Union Minister for Petroleum and Natural Gas Hardeep Singh Puri has now given the most direct answer yet from the Indian government, and it is an unambiguous no.
"Have we paid any toll? The answer is categorical. No," Puri told NDTV Senior Executive Editor Aditya Raj Kaul in an exclusive interview. "That's categorical because I was anticipating that question."
The Strait of Hormuz is a chokepoint between Iran and Oman and is also the world's most critical oil transit corridor. An estimated 20 per cent of all global petroleum trade passes through it. Since the Middle East crisis began on February 28 this year, regional tensions have raised alarm about the safety of commercial shipping through the strait, with fears that tankers could face harassment, seizure, or demands for passage fees from actors controlling the surrounding waters.
For India, the exposure is acute. The minister acknowledged the country's structural vulnerability plainly: "90 per cent of the crude imported by India used to come through the Strait of Hormuz and nearly 60 per cent of the LPG that India imported came also through the Strait of Hormuz." With India consuming approximately 5 million barrels of crude per day, even a partial disruption to Hormuz transit would constitute a national emergency.
Against this backdrop, Puri's confirmation that shipments are continuing - and without any toll or side payment - carries significant weight. When asked whether the passage arrangements involved Iran, the minister acknowledged Tehran's role in measured but warm terms.
"There is some arrangement at play with Iran. They have been good to us. I mean, all sides have been good to us," he said. He declined to elaborate on the specifics, saying, "I don't talk too much about it."
The phrasing - "all sides have been good to us" - is a carefully calibrated diplomatic signal, suggesting India has maintained workable lines of communication with multiple parties to the conflict simultaneously, consistent with New Delhi's long-standing foreign policy of strategic autonomy.
India and Iran share a historically layered relationship. Despite US sanctions on Tehran, India has at various points been one of Iran's largest oil customers and has invested in the Chabahar port on Iran's southeastern coast - a project seen as India's gateway to Central Asia and Afghanistan. That relationship, built over decades, appears to be providing a degree of quiet assurance during the current crisis.
#NDTVExclusive | "We will buy energy from wherever it is available at the most reasonable price": Union Minister Hardeep Singh Puri (@HardeepSPuri) to NDTV's @AdityaRajKaul pic.twitter.com/rNpofBeKTD
— NDTV (@ndtv) June 8, 2026
Puri described the logistical reality of managing Hormuz-route shipments with a candid anecdote.

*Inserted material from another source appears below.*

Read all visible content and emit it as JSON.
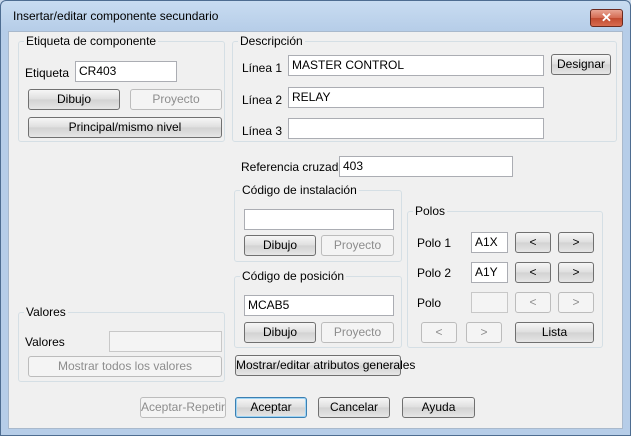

After personally calling Sultan Al Jaber, head of Abu Dhabi's ADNOC, to secure emergency LPG cargoes, the minister received a late-night call from the Emirati official saying the cargoes were ready but India's ships hadn't arrived.
"Late at night, 10.30, 11, I got hold of, through my office, the oil marketing company - I said, what's wrong with you guys? You made me ask him for this thing," Puri recounted. The ships were rearranged by the following morning.
"So are the shipments still coming from the Strait of Hormuz? Yes, we got those now," the minister confirmed, though he added a note of deliberate discretion: "I don't talk too much about it."
The minister was equally firm that India has simultaneously reduced its dependence on the Strait by diversifying supply routes and ramping up domestic LPG production from 32,000 metric tonnes per day to 54,000 - a 68 per cent increase - while sourcing new LPG cargoes from the US and Australia.
Puri framed the entire Hormuz episode as a test of crisis management rather than crisis avoidance. "Any crisis has to have a time context. If it goes on, then it's not a crisis - then you are in depression," he said.